The key to the modernization of Africa is an African renaissance, says Dr. Tseggai Isaac, associate professor of history and political science at Missouri University of Science and Technology. Isaac has recently co-authored and edited a collection of essays on the topic.
The book, African Civilization in the 21st Century was published by Nova Science Publishers.
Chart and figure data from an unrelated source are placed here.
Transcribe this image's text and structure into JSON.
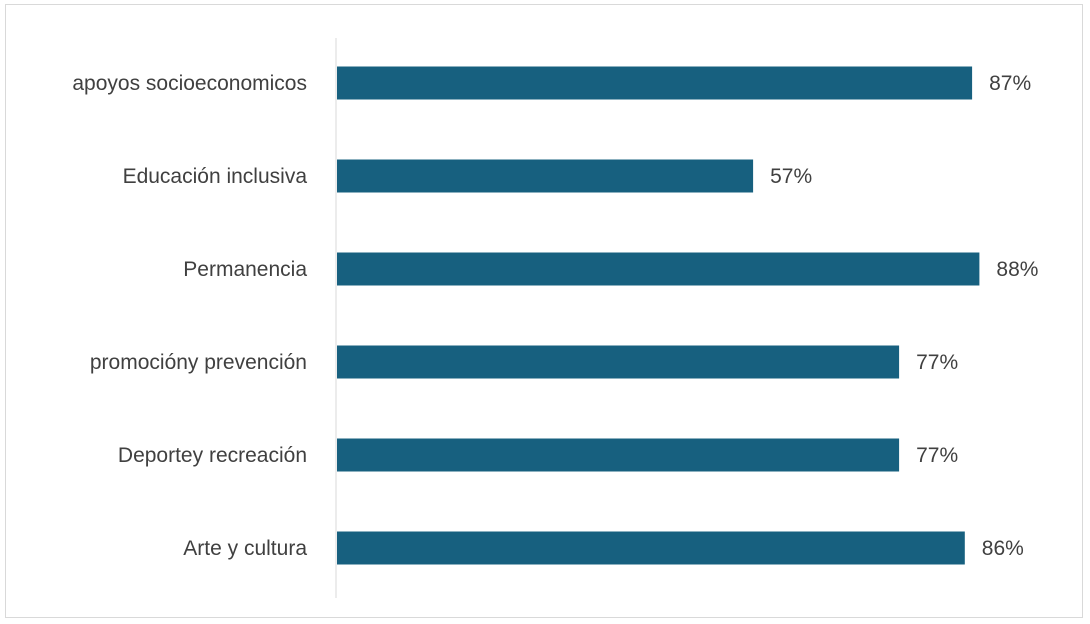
{
  "chart_data": {
    "type": "bar",
    "orientation": "horizontal",
    "categories": [
      "apoyos socioeconomicos",
      "Educación inclusiva",
      "Permanencia",
      "promocióny prevención",
      "Deportey recreación",
      "Arte y cultura"
    ],
    "values": [
      87,
      57,
      88,
      77,
      77,
      86
    ],
    "data_labels": [
      "87%",
      "57%",
      "88%",
      "77%",
      "77%",
      "86%"
    ],
    "value_unit": "%",
    "xlim": [
      0,
      100
    ],
    "grid": false,
    "legend": "none",
    "colors": {
      "bar": "#17607f",
      "text": "#404040",
      "axis": "#d9d9d9"
    }
  }
}
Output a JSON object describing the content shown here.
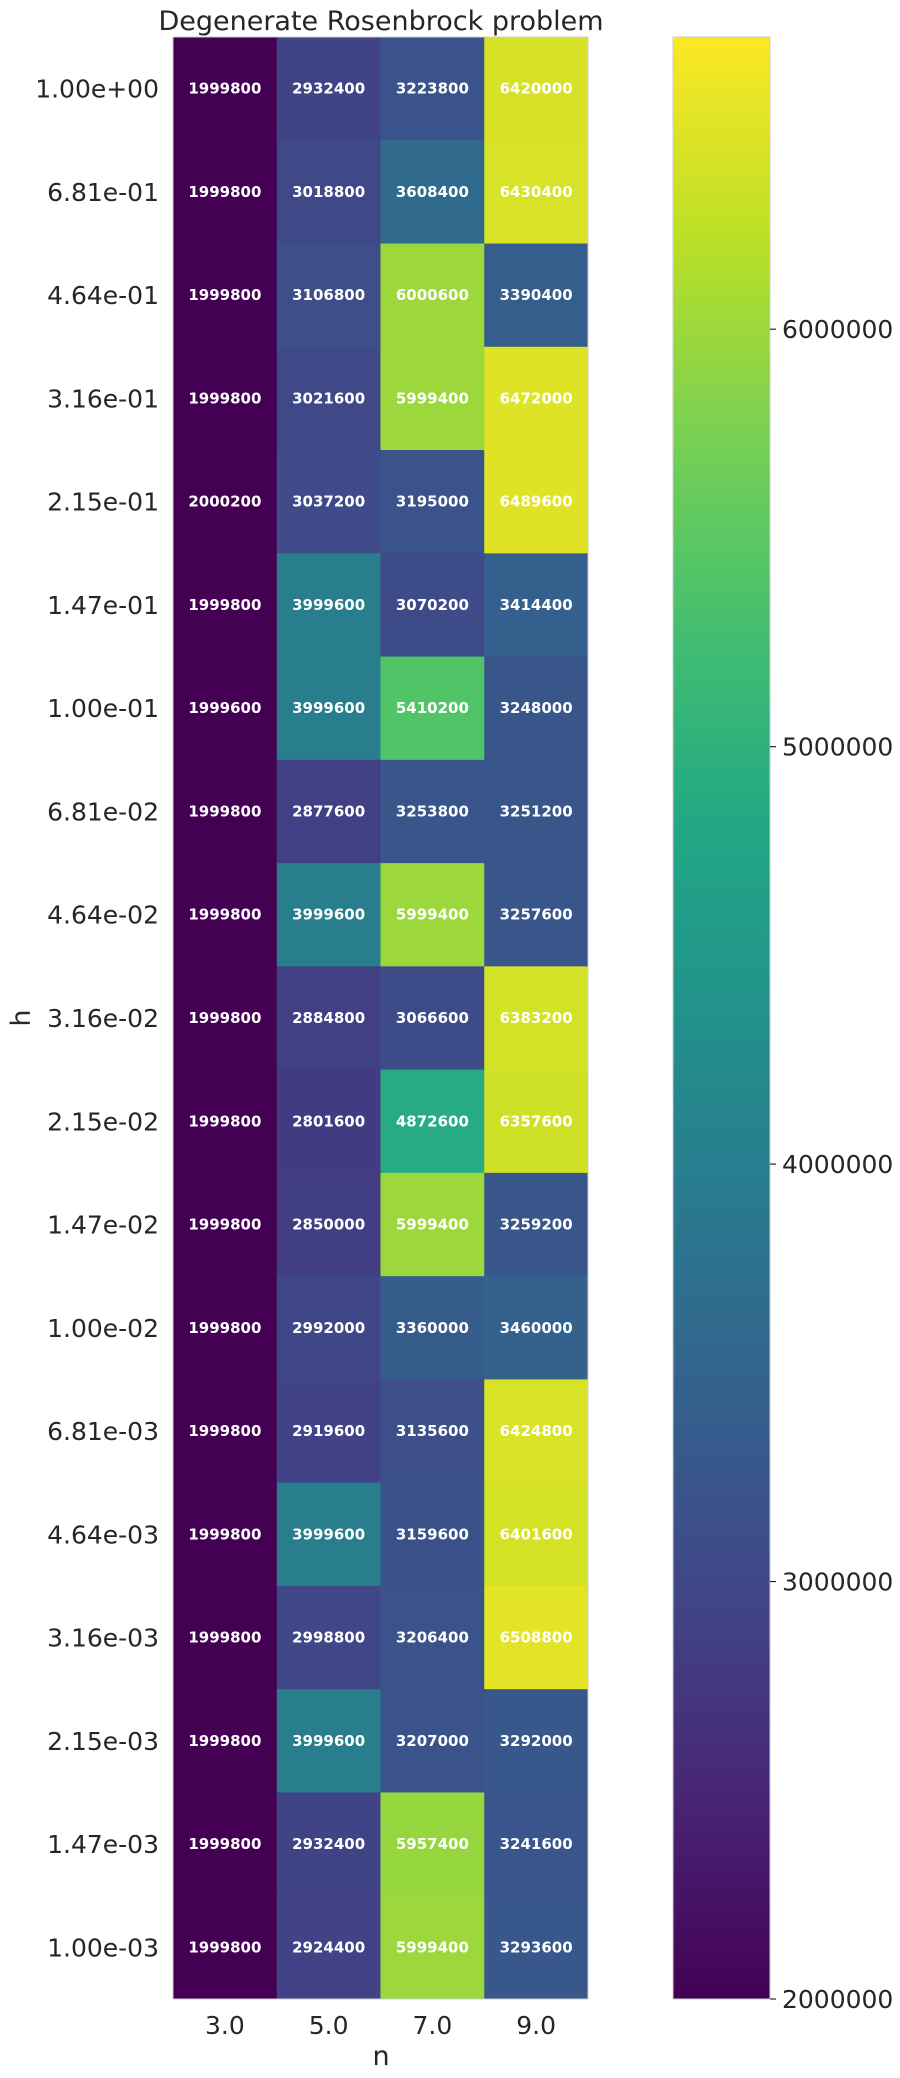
{
  "chart_data": {
    "type": "heatmap",
    "title": "Degenerate Rosenbrock problem",
    "xlabel": "n",
    "ylabel": "h",
    "x_categories": [
      "3.0",
      "5.0",
      "7.0",
      "9.0"
    ],
    "y_categories": [
      "1.00e+00",
      "6.81e-01",
      "4.64e-01",
      "3.16e-01",
      "2.15e-01",
      "1.47e-01",
      "1.00e-01",
      "6.81e-02",
      "4.64e-02",
      "3.16e-02",
      "2.15e-02",
      "1.47e-02",
      "1.00e-02",
      "6.81e-03",
      "4.64e-03",
      "3.16e-03",
      "2.15e-03",
      "1.47e-03",
      "1.00e-03"
    ],
    "values": [
      [
        1999800,
        2932400,
        3223800,
        6420000
      ],
      [
        1999800,
        3018800,
        3608400,
        6430400
      ],
      [
        1999800,
        3106800,
        6000600,
        3390400
      ],
      [
        1999800,
        3021600,
        5999400,
        6472000
      ],
      [
        2000200,
        3037200,
        3195000,
        6489600
      ],
      [
        1999800,
        3999600,
        3070200,
        3414400
      ],
      [
        1999600,
        3999600,
        5410200,
        3248000
      ],
      [
        1999800,
        2877600,
        3253800,
        3251200
      ],
      [
        1999800,
        3999600,
        5999400,
        3257600
      ],
      [
        1999800,
        2884800,
        3066600,
        6383200
      ],
      [
        1999800,
        2801600,
        4872600,
        6357600
      ],
      [
        1999800,
        2850000,
        5999400,
        3259200
      ],
      [
        1999800,
        2992000,
        3360000,
        3460000
      ],
      [
        1999800,
        2919600,
        3135600,
        6424800
      ],
      [
        1999800,
        3999600,
        3159600,
        6401600
      ],
      [
        1999800,
        2998800,
        3206400,
        6508800
      ],
      [
        1999800,
        3999600,
        3207000,
        3292000
      ],
      [
        1999800,
        2932400,
        5957400,
        3241600
      ],
      [
        1999800,
        2924400,
        5999400,
        3293600
      ]
    ],
    "colormap": "viridis",
    "colorbar": {
      "range": [
        2000000,
        6700000
      ],
      "ticks": [
        2000000,
        3000000,
        4000000,
        5000000,
        6000000
      ],
      "tick_labels": [
        "2000000",
        "3000000",
        "4000000",
        "5000000",
        "6000000"
      ]
    },
    "grid": false
  }
}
In it, Isaac and his collaborators examine African civilization, analyze the formidable roadblocks to its modernization and provide suggestions for African rejuvenation.
The essays study the crippling effect of successive domination of Africa, first by the Arab invasion and subsequent Islamization of Egypt and North Africa, Isaac says.
“Islam began the practice of African slavery and Europe combined slave trade colonization to inflict crippling blows on Africa,” he says. “The effects of slavery and colonialism devastated African societies until slavery was outlawed in the 19th century and colonialism ended in the 1960s. Post-colonial Africa was liberated in the 1960s, but homegrown dictatorship by African tyrants aborted any hope that Africans anticipated on the eve of Africa’s liberation. As a result, there is overreaching political, economic, social, and diplomatic paralysis of Africa.
“Africa didn’t get the opportunity to blossom because of the impacts from slavery, colonialism, and predatory dictatorship by African heads of states over the long-suffering African peoples,” says Isaac. “Only democratization, education and good governance will resurrect Africa.”